Fascia should be definitively closed as soon as possible (early facial closure).

Negative pressure wound therapy techniques in combination with fascial approximation techniques should be used for delayed closure.

Conclusions

OA as part of a damage control strategy may be a life-saving strategy in a well-selected group of surgical patients with severe abdominal sepsis. Once severe sepsis has been controlled, definitive surgical reconstruction should be performed within 48 h.
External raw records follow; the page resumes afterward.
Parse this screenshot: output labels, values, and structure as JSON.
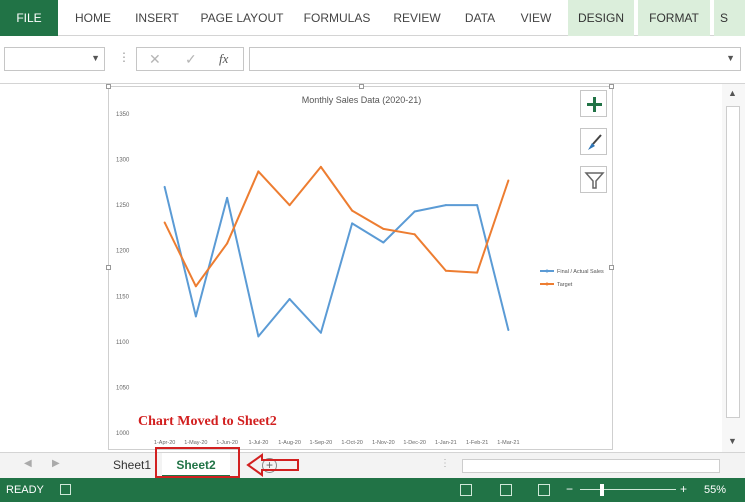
{
  "ribbon": {
    "tabs": [
      "FILE",
      "HOME",
      "INSERT",
      "PAGE LAYOUT",
      "FORMULAS",
      "REVIEW",
      "DATA",
      "VIEW",
      "DESIGN",
      "FORMAT",
      "S"
    ]
  },
  "formula_bar": {
    "cancel_icon": "✕",
    "enter_icon": "✓",
    "fx_label": "fx"
  },
  "chart_data": {
    "type": "line",
    "title": "Monthly Sales Data (2020-21)",
    "categories": [
      "1-Apr-20",
      "1-May-20",
      "1-Jun-20",
      "1-Jul-20",
      "1-Aug-20",
      "1-Sep-20",
      "1-Oct-20",
      "1-Nov-20",
      "1-Dec-20",
      "1-Jan-21",
      "1-Feb-21",
      "1-Mar-21"
    ],
    "series": [
      {
        "name": "Final / Actual Sales",
        "color": "#5b9bd5",
        "values": [
          1270,
          1128,
          1258,
          1106,
          1147,
          1110,
          1230,
          1209,
          1243,
          1250,
          1250,
          1113
        ]
      },
      {
        "name": "Target",
        "color": "#ed7d31",
        "values": [
          1231,
          1161,
          1208,
          1287,
          1250,
          1292,
          1244,
          1224,
          1218,
          1178,
          1176,
          1277
        ]
      }
    ],
    "yticks": [
      "1000",
      "1050",
      "1100",
      "1150",
      "1200",
      "1250",
      "1300",
      "1350"
    ],
    "ylim": [
      1000,
      1350
    ],
    "legend_position": "right"
  },
  "caption": "Chart Moved to Sheet2",
  "sheet_tabs": [
    "Sheet1",
    "Sheet2"
  ],
  "status": {
    "ready": "READY",
    "zoom": "55%"
  },
  "colors": {
    "accent": "#217346",
    "annotation": "#d22020"
  }
}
Rapid closure by negative pressure and dynamic retention sutures of the fascia should be the primary objective in the management of these patients, in order to prevent severe morbidity such as fistulae, loss of domain and massive incisional hernias. The open abdomen strategy presents a clinical challenge that is associated with significant morbidity and OA should be used in the right patients at the right time. Even with the lack of strong evidence in international literature, OA may be an important option in the surgeon’s strategy for the treatment of severe abdominal sepsis. Well-designed prospective and randomised studies are required to adequately define the role of OA and negative pressure in managing patients with abdominal sepsis.

Surgeons should be aware of physiopathology of sepsis and always keep in mind the rationale of open abdomen to be able to use it in the right patient at the correct time. A correct management is crucial to avoid severe complications.

Despite lack of high quality data, OA may be an important option in the surgeon’s armamentarium for the treatment of severe peritonitis.

Well-designed prospective studies are required to better define the role of OA in managing patients with abdominal sepsis.